Ausdrückliche Vereinbarung zum Urlaubsanspruch bei Kündigung erforderlich
Bei Freistellung bei Kündigung oder Aufhebung sollte grundsätzlich eine ausdrückliche Vereinbarung getroffen werden. Meistens steht da auch drin, wofür eine Freistellung genau gilt. Und, ob sie “widerruflich” oder unwiderruflich ist. Sofern sie unwiderruflich ist, wird der Urlaub meist angerechnet. Und ist damit erledigt.

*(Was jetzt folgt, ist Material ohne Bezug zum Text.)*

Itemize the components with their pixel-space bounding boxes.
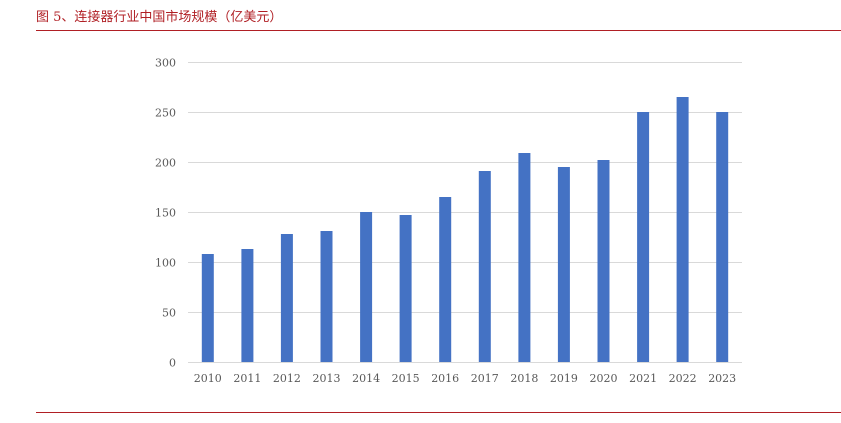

Sofern dazu aber keine ausdrückliche Regelung getroffen worden sein, gibt es ein Problem. Denn wenn der Arbeitgeber nur erklärt, er “stelle den Arbeitnehmer frei” (oder: beurlaube oder suspendiere ihn bis zum Ablauf der Kündigungsfrist), ist damit im Zweifel eine widerrufliche Freistellung gemeint. Das gilt bei Beendigung durch Aufhebungsvertrag als auch bei Kündigung.

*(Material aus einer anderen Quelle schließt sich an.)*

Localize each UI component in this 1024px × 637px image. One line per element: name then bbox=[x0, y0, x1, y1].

Der Urlaubsanspruch besteht aber dann in beiden Fällen fort. Denn eine widerrufliche Freistellung ist nicht gleich Urlaub. Bei der widerruflichen Freistellung könnte der Arbeitgeber den Arbeitnehmer wieder zur Arbeitsleistung auffordern. Und dieser müsste dann an seinen Arbeitsplatz zurückkehren, hat also keine ausreichende Sicherheit (z.B. um eine Reise anzutreten).
Nur wenn der Arbeitgeber den Arbeitnehmer ausdrücklich “unwiderruflich” (und unter Anrechnung noch offener Urlaubsansprüche) freistellt, verzichtet der Arbeitgeber auf sein Recht, den Arbeitnehmer weiter zu beschäftigen. Und dann werden die noch verbleibenden Urlaubstage angerechnet.

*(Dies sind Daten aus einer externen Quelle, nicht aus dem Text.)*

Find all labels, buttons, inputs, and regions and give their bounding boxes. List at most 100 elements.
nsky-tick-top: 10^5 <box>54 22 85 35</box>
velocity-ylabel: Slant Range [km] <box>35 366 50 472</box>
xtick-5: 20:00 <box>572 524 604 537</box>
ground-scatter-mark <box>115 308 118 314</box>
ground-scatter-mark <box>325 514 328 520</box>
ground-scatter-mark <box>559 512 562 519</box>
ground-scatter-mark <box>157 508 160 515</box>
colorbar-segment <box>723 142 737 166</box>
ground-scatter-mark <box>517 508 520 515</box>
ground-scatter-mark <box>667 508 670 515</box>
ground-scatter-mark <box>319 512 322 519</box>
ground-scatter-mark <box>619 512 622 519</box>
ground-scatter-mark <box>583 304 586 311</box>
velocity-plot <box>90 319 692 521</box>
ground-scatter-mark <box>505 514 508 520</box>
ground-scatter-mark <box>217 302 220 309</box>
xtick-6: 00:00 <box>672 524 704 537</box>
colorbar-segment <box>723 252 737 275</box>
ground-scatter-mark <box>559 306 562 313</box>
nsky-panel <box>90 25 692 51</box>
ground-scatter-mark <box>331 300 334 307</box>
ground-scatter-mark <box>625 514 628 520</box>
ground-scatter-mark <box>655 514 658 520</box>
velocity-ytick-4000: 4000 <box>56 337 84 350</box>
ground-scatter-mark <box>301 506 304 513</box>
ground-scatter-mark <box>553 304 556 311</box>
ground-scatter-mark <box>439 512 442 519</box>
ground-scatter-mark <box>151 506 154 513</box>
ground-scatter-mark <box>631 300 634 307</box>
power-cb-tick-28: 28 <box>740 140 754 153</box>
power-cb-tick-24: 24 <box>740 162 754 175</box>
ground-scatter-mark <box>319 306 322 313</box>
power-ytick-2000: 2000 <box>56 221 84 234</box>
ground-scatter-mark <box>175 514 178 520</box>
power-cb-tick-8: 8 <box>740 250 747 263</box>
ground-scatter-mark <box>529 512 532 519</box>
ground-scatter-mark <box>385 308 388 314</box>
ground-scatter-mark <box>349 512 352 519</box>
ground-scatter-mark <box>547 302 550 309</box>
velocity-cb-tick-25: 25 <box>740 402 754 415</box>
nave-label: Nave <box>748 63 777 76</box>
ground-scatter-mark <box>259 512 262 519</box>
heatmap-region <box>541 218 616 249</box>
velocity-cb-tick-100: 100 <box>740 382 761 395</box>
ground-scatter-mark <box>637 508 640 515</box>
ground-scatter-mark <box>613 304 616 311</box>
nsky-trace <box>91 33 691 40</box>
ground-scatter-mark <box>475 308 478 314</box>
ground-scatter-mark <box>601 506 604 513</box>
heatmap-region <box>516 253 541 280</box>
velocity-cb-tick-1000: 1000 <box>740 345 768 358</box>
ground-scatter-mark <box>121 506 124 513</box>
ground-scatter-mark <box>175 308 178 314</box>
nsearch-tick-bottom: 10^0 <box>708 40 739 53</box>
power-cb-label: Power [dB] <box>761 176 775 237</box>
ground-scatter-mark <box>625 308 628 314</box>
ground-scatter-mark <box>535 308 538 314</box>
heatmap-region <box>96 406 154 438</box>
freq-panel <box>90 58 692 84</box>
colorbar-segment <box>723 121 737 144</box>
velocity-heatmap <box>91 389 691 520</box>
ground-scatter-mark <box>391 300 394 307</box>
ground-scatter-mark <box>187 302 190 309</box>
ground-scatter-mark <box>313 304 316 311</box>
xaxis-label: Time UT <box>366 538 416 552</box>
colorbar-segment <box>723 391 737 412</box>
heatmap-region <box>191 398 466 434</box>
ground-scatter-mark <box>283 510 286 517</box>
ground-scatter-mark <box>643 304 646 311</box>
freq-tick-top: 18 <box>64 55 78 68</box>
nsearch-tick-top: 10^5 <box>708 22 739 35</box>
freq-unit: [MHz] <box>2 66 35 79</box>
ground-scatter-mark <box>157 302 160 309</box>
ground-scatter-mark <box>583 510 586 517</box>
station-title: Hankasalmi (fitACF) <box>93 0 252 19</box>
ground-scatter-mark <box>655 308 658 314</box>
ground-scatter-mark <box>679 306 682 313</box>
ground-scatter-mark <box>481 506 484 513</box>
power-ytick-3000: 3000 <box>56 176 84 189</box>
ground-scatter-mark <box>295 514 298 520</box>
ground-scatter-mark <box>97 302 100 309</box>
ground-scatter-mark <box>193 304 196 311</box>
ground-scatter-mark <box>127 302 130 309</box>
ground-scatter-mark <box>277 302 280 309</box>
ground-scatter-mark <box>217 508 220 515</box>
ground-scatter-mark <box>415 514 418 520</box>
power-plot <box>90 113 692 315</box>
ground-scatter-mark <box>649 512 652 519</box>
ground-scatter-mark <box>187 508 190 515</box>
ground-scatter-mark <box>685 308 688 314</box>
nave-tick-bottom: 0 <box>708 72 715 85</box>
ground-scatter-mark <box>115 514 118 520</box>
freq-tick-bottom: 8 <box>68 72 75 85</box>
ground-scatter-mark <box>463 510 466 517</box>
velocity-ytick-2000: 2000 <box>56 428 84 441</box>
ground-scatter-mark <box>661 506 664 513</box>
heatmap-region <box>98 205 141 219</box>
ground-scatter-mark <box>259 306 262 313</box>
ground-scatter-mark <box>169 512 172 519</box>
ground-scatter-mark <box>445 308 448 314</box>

(Wann) Kann man Resturlaub einfach auszahlen lassen?
Eigentlich nicht. Ein ,,Abkaufen” des Urlaubsanspruchs während des Arbeitsverhältnisses ist ausgeschlossen. Ein Anspruch auf Auszahlung des Resturlaubs besteht nur dann, wenn der Resturlaub bei Kündigung nicht mehr oder nur noch teilweise gewährt werden kann, da die verbleibende Arbeitszeit dafür nicht ausreicht. Dann sieht das Bundesurlaubsgesetz die Möglichkeit vor, dass Arbeitnehmer sich ihren Urlaub auszahlen lassen können. Voraussetzung ist, dass bei einem endenden Arbeitsverhältnis noch Resturlaub besteht und dieser gleichzeitig nicht mehr in Anspruch genommen werden kann. Dies ist beispielsweise dann der Fall, wenn Arbeitnehmer und Arbeitgeber einen Aufhebungsvertrag mit sofortiger Wirkung abschließen, das Arbeitsverhältnis sofort endet, und damit kein Urlaub mehr möglich ist. Wie hoch der auszuzahlende Betrag des Urlaubsentgeltes ist, regelt § 11 Bundesurlaubsgesetz. Die Berechnung richtet sich dabei nach dem durchschnittlichen Verdienst der letzten 13 Wochen vor Beginn des Urlaubs. Überstunden-Auszahlungen zählen z.B. in diese Berechnung nicht hinein, Provisionen aber schon. Aber in der Regel finden sich entsprechende Regeln dann im Aufhebungsvertrag.